Jornada Semanal, domingo 18  de agosto de 2002                                núm. 389

NMORALES MUÑOZ

EL CENSOR

Atina Carlos Bonfil cuando señala en esta breve pieza del autor inglés Anthony Neilson guiños, más que un parentesco contundente, al lenguaje cinematográfico en cuanto a lo temático y al empleo de herramientas narrativas, y al nuevo realismo estadunidense en lo que concierne a la arquitectura. Decadente en la línea shepardiana (aunque quizás con menos matices tragicómicos), patético en su desangelada defensa de la tabla de valores del puritarismo wasp de doble cara, en el protagonista homónimo convergen las contradicciones de un sistema cada vez más escaso de asideros ideológicos para justificar la arbitrariedad de los métodos de convalidación ante la creación artística. Y es la señorita Fontaine, con todo y lo endebles que pudieran resultar algunos de sus postulados teóricos y la vehemencia casi dogmática con la que los defiende, quien se convertirá en la némesis del oscuro burócrata, el revulsivo que detonará su derrumbamiento moral y desnudará las causas que le han convertido en la caricatura esperpéntica del modelo de corrección política al que alguna vez aspiró con convencimiento genuino. Asistimos pues a una variante del dilema ético entre el deber ser y la emergencia del instinto, entre la autenticidad y el alineamiento ante los convencionalismos sociales. Manida en esencia la naturaleza del conflicto central, la oferta dramática de Neilson se vuelve atractiva por sus hallazgos en el uso del lenguaje, por la agilidad rítmica y de parlamentos con la que hila un relato que coquetea con el noir en su entramado y en la manera de cifrar y develar las claves fundamentales que orientan el flujo de la trama y que refuerzan la interrelación entre los personajes. Superando el previsible agotamiento de las situaciones principales y algunas nubes en las motivaciones de los dos personajes ya referidos, El censor planea con éxito sobre una veta más cercana a una importante vertiente de la cinematografía y de la literatura que a una buena parte del drama contemporáneo: la del thriller de corte psicológico.
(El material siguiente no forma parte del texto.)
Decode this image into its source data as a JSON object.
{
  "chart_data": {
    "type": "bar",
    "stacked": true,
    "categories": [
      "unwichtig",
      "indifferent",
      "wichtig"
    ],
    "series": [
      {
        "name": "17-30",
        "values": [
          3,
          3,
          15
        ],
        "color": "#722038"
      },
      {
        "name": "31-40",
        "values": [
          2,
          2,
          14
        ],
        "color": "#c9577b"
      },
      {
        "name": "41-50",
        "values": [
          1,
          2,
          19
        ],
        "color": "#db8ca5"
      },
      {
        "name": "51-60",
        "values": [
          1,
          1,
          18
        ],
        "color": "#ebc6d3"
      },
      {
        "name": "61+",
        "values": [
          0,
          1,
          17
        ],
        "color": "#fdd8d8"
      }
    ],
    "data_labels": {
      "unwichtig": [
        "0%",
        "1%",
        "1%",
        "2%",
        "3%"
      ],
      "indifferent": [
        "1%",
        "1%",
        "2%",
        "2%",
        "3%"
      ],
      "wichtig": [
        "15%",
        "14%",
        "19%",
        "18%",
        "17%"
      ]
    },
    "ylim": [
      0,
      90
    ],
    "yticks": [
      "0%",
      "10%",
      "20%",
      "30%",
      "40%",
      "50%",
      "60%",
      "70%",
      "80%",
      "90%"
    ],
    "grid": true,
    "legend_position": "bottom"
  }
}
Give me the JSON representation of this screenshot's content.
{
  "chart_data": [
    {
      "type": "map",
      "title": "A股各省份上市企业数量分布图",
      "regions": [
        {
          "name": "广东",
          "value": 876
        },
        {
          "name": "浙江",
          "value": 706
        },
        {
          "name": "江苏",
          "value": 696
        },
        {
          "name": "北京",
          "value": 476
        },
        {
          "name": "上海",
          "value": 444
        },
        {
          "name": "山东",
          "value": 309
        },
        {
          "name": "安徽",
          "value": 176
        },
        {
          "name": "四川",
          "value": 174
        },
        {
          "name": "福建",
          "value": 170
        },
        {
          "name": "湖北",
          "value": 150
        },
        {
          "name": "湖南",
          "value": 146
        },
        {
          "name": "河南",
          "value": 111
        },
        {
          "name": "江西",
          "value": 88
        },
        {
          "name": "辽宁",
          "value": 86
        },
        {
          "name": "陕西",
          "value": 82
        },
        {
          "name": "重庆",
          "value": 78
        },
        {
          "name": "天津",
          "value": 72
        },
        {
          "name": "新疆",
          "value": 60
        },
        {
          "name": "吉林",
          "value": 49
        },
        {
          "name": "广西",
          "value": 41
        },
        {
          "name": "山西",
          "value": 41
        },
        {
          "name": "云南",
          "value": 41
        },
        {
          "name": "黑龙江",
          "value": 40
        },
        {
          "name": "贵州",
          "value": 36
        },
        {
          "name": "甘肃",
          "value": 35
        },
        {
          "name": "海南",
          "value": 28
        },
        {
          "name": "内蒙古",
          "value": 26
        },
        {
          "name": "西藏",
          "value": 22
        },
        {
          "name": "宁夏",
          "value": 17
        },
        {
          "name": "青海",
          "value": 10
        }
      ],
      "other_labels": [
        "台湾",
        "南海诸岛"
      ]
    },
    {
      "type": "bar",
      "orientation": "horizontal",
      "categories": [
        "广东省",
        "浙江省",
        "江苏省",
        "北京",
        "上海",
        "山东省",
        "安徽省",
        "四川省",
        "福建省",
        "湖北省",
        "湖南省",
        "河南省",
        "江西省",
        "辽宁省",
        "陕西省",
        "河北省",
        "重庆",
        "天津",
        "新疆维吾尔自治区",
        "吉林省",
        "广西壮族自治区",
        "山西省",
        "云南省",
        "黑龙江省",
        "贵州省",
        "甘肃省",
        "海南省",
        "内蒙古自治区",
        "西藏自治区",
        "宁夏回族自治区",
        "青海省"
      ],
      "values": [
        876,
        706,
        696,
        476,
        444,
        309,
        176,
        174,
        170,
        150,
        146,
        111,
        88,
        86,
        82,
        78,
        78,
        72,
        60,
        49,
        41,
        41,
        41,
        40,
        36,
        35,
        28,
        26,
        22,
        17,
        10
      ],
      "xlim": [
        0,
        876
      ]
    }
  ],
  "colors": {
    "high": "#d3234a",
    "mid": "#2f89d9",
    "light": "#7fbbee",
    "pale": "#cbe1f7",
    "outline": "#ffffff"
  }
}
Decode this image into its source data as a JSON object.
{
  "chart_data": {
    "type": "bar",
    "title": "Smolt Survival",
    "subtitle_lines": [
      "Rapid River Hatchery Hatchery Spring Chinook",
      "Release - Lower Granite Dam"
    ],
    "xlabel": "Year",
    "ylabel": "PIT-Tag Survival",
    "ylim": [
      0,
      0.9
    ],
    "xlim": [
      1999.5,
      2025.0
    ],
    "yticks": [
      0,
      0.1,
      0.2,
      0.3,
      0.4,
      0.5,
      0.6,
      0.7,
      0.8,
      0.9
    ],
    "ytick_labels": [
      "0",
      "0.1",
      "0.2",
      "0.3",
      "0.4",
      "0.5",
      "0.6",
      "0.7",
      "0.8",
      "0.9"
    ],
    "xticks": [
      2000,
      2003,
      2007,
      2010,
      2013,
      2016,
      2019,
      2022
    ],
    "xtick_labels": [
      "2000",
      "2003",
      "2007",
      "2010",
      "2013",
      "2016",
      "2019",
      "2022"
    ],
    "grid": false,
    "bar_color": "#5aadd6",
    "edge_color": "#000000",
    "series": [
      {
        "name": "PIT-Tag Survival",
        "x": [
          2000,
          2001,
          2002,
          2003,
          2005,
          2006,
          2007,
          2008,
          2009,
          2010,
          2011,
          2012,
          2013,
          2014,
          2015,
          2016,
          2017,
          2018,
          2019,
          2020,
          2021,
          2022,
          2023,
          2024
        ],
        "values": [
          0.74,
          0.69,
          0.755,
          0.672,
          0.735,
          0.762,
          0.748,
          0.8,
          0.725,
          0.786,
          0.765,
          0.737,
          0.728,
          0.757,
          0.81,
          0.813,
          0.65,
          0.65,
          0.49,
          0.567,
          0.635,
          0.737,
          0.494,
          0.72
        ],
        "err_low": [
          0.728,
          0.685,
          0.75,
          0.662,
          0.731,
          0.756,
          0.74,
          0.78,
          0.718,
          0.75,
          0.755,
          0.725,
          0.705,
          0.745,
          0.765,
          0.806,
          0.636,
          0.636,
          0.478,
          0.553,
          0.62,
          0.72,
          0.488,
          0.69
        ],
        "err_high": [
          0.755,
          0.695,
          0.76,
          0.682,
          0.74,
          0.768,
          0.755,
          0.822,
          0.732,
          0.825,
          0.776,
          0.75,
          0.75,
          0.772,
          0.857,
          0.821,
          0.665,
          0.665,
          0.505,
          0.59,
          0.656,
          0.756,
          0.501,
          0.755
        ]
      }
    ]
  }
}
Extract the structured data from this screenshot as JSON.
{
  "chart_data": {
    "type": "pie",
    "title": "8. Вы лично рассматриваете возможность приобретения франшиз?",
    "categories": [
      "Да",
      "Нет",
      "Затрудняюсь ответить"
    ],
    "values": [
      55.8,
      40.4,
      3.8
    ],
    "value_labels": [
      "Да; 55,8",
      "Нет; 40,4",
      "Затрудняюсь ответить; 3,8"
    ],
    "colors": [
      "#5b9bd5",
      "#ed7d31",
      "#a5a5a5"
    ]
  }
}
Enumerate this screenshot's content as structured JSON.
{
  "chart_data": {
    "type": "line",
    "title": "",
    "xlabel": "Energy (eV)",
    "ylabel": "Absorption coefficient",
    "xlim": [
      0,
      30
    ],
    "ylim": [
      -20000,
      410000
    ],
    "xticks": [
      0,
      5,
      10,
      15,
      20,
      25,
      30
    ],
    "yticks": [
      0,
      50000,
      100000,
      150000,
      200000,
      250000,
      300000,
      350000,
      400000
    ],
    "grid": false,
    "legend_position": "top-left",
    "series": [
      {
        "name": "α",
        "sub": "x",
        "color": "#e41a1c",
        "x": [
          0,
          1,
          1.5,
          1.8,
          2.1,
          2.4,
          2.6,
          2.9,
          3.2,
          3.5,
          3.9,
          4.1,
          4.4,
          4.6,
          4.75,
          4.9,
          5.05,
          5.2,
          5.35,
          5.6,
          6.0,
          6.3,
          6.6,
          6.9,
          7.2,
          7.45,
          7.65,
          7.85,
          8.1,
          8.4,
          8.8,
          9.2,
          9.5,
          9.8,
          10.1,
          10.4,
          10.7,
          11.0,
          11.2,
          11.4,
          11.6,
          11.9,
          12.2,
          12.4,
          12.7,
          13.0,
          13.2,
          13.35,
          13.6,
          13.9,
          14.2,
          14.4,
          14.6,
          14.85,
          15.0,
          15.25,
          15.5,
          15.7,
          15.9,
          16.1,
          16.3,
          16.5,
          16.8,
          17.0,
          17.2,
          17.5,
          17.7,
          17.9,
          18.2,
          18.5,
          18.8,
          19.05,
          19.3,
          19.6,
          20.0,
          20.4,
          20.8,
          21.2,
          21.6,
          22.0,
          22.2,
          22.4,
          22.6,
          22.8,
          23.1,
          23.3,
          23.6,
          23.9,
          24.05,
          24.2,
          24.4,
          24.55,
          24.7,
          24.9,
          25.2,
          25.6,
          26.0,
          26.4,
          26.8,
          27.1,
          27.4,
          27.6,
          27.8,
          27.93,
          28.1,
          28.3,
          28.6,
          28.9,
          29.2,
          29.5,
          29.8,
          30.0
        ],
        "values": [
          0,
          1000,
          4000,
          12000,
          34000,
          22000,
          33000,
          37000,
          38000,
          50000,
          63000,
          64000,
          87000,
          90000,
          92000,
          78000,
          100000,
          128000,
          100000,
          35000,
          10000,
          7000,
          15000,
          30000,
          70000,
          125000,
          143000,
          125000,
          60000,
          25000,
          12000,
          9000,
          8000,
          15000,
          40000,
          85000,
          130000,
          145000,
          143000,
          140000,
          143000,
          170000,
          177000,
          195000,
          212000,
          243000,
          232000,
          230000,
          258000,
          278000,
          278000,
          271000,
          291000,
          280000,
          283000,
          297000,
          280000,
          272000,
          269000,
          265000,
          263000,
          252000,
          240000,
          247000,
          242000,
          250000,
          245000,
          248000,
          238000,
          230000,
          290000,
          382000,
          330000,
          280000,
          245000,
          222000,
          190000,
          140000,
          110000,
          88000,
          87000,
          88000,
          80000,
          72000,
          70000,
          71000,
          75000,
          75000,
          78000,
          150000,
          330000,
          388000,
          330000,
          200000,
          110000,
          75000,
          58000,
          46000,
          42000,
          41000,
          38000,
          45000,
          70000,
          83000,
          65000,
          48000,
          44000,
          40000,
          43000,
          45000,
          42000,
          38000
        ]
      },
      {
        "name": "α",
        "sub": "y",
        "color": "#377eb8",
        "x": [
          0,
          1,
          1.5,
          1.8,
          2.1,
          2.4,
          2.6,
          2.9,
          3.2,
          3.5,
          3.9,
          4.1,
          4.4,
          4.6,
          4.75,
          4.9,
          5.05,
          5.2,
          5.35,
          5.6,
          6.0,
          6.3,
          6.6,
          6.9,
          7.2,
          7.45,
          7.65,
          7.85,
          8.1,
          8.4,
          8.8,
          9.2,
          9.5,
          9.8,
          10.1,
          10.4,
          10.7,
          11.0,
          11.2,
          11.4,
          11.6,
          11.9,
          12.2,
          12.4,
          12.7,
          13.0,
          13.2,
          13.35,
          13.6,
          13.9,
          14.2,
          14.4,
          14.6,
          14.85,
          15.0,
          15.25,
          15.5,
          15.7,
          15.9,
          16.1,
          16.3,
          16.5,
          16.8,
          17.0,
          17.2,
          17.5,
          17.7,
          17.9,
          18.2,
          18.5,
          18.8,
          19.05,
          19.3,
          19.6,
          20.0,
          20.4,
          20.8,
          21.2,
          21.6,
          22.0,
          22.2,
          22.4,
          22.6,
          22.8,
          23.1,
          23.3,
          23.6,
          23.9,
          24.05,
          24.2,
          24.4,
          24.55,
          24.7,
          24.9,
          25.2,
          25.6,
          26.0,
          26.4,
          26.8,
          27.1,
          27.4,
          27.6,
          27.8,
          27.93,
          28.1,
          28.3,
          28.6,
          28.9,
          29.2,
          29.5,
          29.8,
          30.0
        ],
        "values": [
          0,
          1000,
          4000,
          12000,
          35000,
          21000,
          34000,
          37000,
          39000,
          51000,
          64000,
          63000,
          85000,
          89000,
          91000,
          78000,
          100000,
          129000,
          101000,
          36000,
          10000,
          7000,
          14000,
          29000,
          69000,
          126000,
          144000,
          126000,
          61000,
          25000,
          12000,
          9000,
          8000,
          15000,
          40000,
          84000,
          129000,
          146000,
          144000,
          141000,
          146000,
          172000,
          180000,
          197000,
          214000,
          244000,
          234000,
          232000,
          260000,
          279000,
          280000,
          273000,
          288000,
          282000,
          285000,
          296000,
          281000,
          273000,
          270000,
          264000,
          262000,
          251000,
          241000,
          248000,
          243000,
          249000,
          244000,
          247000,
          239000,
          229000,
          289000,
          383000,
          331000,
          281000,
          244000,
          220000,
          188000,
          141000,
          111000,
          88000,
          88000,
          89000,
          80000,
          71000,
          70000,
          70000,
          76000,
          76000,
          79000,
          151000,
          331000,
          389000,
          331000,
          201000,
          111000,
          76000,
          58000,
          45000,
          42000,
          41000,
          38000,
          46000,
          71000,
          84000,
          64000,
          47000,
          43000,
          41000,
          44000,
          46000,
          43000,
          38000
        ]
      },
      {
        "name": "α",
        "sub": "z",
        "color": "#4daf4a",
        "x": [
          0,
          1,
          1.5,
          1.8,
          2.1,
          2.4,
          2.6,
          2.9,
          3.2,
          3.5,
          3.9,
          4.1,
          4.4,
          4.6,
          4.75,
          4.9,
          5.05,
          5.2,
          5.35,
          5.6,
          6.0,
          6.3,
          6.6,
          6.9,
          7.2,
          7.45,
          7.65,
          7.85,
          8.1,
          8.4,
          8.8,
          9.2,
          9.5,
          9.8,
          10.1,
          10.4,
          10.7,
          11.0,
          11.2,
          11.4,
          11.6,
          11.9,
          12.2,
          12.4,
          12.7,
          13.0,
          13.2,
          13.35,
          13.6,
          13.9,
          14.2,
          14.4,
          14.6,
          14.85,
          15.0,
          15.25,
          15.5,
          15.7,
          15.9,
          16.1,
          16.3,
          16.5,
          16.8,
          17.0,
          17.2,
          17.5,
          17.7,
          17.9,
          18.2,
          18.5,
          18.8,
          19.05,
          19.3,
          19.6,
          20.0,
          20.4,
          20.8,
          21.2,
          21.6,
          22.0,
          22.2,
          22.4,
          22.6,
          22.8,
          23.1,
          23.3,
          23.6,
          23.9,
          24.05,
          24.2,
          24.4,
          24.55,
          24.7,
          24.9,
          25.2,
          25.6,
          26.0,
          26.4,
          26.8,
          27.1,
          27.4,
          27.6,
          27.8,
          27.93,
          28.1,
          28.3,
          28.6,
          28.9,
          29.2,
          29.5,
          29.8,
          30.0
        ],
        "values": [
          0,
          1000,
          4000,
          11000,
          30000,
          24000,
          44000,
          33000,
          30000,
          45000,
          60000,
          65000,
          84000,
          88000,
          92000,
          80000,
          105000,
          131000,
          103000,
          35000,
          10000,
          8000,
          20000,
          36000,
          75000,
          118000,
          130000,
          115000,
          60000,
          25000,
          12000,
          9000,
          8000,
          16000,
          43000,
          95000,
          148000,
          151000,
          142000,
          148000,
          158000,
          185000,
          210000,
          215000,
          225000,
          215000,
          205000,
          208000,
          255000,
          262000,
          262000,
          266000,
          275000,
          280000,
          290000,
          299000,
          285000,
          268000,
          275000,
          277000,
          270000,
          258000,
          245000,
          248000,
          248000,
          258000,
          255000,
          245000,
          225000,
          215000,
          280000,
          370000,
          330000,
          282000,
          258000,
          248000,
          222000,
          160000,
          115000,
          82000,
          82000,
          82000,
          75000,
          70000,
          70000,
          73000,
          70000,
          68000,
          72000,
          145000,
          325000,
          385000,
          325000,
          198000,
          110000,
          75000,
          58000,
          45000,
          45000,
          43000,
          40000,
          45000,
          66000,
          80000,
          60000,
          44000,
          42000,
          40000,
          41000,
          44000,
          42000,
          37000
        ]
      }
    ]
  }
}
El texto permite a Jorge Vargas y a su compañía Teatro Línea de Sombra proseguir con su exploración de la corporalidad como uno de los ejes expresivos fundamentales de la creación teatral. El corte intimista de la obra y la preeminencia interna de la acción dramática habilita a Vargas para detenerse en el detalle histriónico, para diseñar con detenimiento el aparato gestual y de movimiento corporal que encuentra resonancia en la solvencia técnica de Arturo Ríos y Laura Almela. Diferenciando pulcra y sobriamente el par de ámbitos en donde transcurre la obra, el director consigue en su trazo escénico cuadros plásticos significativos sin caer en virtuosismos forzados ni en la ilustración burda del discurso abiertamente sexual que la cineasta porno Fontaine emplea como vehículo de vulneración hacia el –en este sentido abúlico hasta lo exasperante– funcionario gubernamental. Por el contrario, un dosificado manejo de pausas y silencios alimenta la tensión erótica y la sensación de inminencia que presiden los encuentros y desencuentros entre las dos esferas que el censor intenta sin éxito conciliar: un ambiente matrimonial al borde de la separación irreversible y su paulatino involucramiento, con todas las implicaciones que le acarrea, con la artista visual.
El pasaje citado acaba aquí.